Fala
o escriba
Desde princípios de Abril passado que ando
a manuscrever duas biografias. Nenhum dos trabalhos tem como alvo alguma
celebridade. Foi uma Editora amiga (minha amiga) a encomendar-mas. Respondi
logo que sim, que as fazia, claro, que o vento é muito e o provento é pouco.
Em ambos os casos, os meus biografados
(homens ambos) são aquilo a que vulgarmente se chama gente comum. Única, portanto. Não é paradoxo: para mim, é no
ordinário que o extraordinário vinga. Para mim, são os anónimos que substanciam
as eras, as civilizações, o que por algum tempo fica. Alguém arrastou, içou e
assentou aqueles calhaus que ainda hoje articulam as Grandes Pirâmides – e não
estou em crer que tenha sido o Faraó.
Cada um por si, estes dois senhores abordaram
a tal Editora. Que queriam, o mais dignamente aliás, deixar de si alguma coisa
em letra impressa. Um rasto. Um resto. Um rosto. Uma vida que se lesse tal como
eles quereriam saber escrevê-la. O Editor e eles numeraram e enumeraram os
custos e os emolumentos da coisa. Chegaram a acordo. Daí, tocou o meu telefone.
E há mês e meio que ando na coisa.
Cá ando. Visito-lhes as infâncias,
devasso-lhes as casas, miro-lhes as fotografias amareladas pelo soro das
décadas, falo-lhes com as esposas, os filhos, os amigos, os vizinhos, os
profissionais relativos. Com as amantes, não: dizem que as não têm, que nunca
as tiveram – isto do que fica escrito é de muito respeitinho, de muita
prudênciazinha. Tenho alguma pena: sempre outra pimenta me perfumaria o sal da
bionarrativa, sempre outro talozinho de coentro viria ao mordiscar do dente.

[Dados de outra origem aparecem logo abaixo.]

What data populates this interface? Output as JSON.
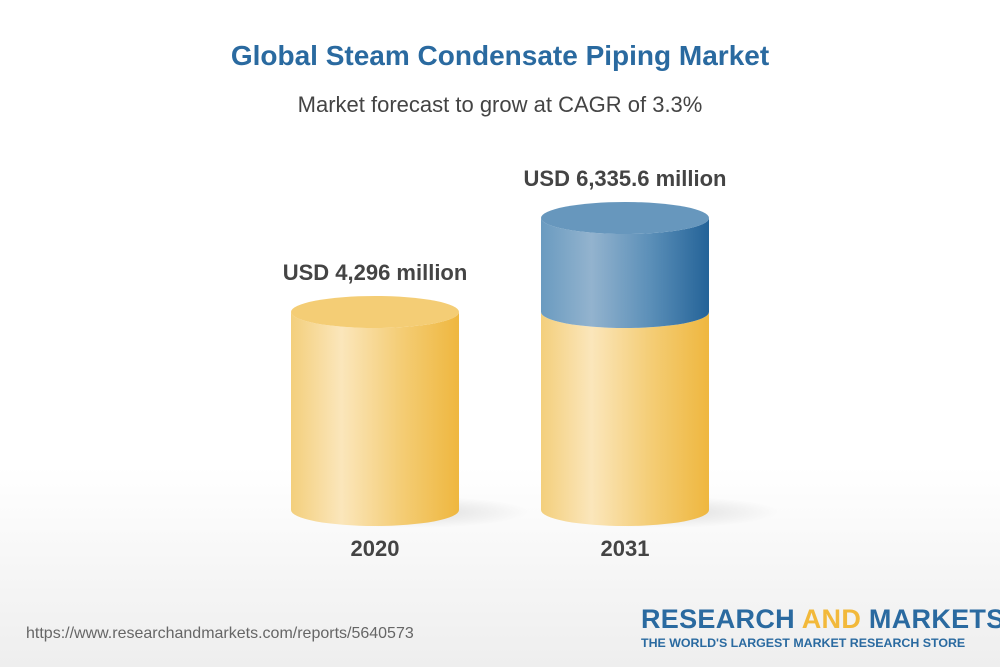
{
  "title": "Global Steam Condensate Piping Market",
  "subtitle": "Market forecast to grow at CAGR of 3.3%",
  "chart_data": {
    "type": "bar",
    "style": "3d-cylinder",
    "categories": [
      "2020",
      "2031"
    ],
    "values": [
      4296,
      6335.6
    ],
    "data_labels": [
      "USD 4,296 million",
      "USD 6,335.6 million"
    ],
    "unit": "USD million",
    "colors": {
      "base": "#f2b93b",
      "growth": "#2a6aa0"
    }
  },
  "footer": {
    "url": "https://www.researchandmarkets.com/reports/5640573"
  },
  "logo": {
    "part1": "RESEARCH ",
    "part2": "AND",
    "part3": " MARKETS",
    "tagline": "THE WORLD'S LARGEST MARKET RESEARCH STORE"
  }
}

Paciência: pode ser que ainda me apareça alguma marquesa decrépita que queira,
em baskerville old face tamanho 12, e
aos olhos do mundo, desempoeirar a alcova dos seus muitos anos.
Em Out
of Africa (África Minha, na
tradução portuguesa), há páginas maravilhosas sobre isso de a vida ser
definitivamente real e realmente maravilhosa quando passada a escrito. A também
maravilhosa Karen Blixen, que as escreveu, arruma assim o episódio consagrador da
maravilha do indígena que, havendo merecido da mulher branca dona da fazenda
uma carta de identidade & favor, logrou a eternidade em vida:
“A
cada leitura o seu rosto assumia a mesma expressão de profundo triunfo
religioso e após a leitura alisava cuidadosamente o papel, dobrava-o e metia-o
no saco. A importância do relato não diminuiu, antes aumentou com o tempo, como
se para Jogona a maior maravilha a seu respeito fosse o facto de não mudar. O
passado, que fora tão difícil de trazer à memória e que provavelmente parecia
modificar-se cada vez que ele pensava nele, havia sido captado, conquistado e
imobilizado ali, perante os seus olhos. Tinha-se transformado em História, com
o que perdera todo o perigo de variação e de sujeição às sombras da mudança.”
Ao cabo do corrente Maio, devo ter
completado a primeira; lá para Setembro, a outra. Mas o que eu não enjeitaria
mesmo, juro, seria, de uma assentada mas sem perder o cunho individualíssimo de
cada caso e de cada casa, escrever as trinta biografias dos trabalhadores que a
Viver Santarém se prepara para pôr na rua. Essas trinta e – no reverso de cada
uma, ao gosto da antítese – as não-biografias dos nascimentos que a “reorganização dos hospitais” do
distrito de Santarém vem proibir.
Não me parece, no entanto, que eu venha,
nem a escrever tais linhas, nem a ficar célebre por elas.
É o que faz ser escriba por conta do Faraó.